Frozen semen – These days the convenience of using frozen semen and the improved quality of frozen semen has seen it become widely used because it means the genetics of the best horses are available around the world. If you intend to use frozen semen in your mare the first step is to buy it and get it shipped to South Coast Equine Veterinary Practice. We can store it for you in readiness for your mare.

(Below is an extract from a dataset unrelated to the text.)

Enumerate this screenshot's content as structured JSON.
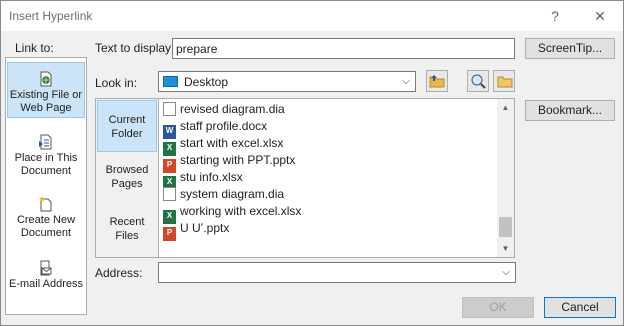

The process of inseminating your mare with frozen semen is more complex and time consuming than is chilled semen, the mare needs to be followed more closely, with frequent ultrasounds as she nears ovulation, so that insemination occurs as close to ovulation as possible. This is enormously important for success as frozen semen once defrosted and put into the mare only lasts about 6 hours. So at SCEVP we assist timing ovulation with the use of “Deslorelin”, then scan the mare 24 hours after its administration, then every 6 hours after that, until the following morning when she is scanned hourly as ovulation nears the 40 hour mark post “Deslorelin”. Rarely is the frozen semen put in pre-ovulation, as there is always a risk the mare doesn’t ovulate or takes much longer than anticipated, and generally mare owners have paid a lot of money for 1 dose of frozen.
Frozen semen comes in straws. A dose may be from 2 straws to 8 straws depending on how and who froze the semen originally. It is sold as either a price per dose, a price per 3 doses to get 1 pregnancy, only occasionally do live foal conditions apply. Check the conditions with the seller so you are aware of all the costs and pitfalls.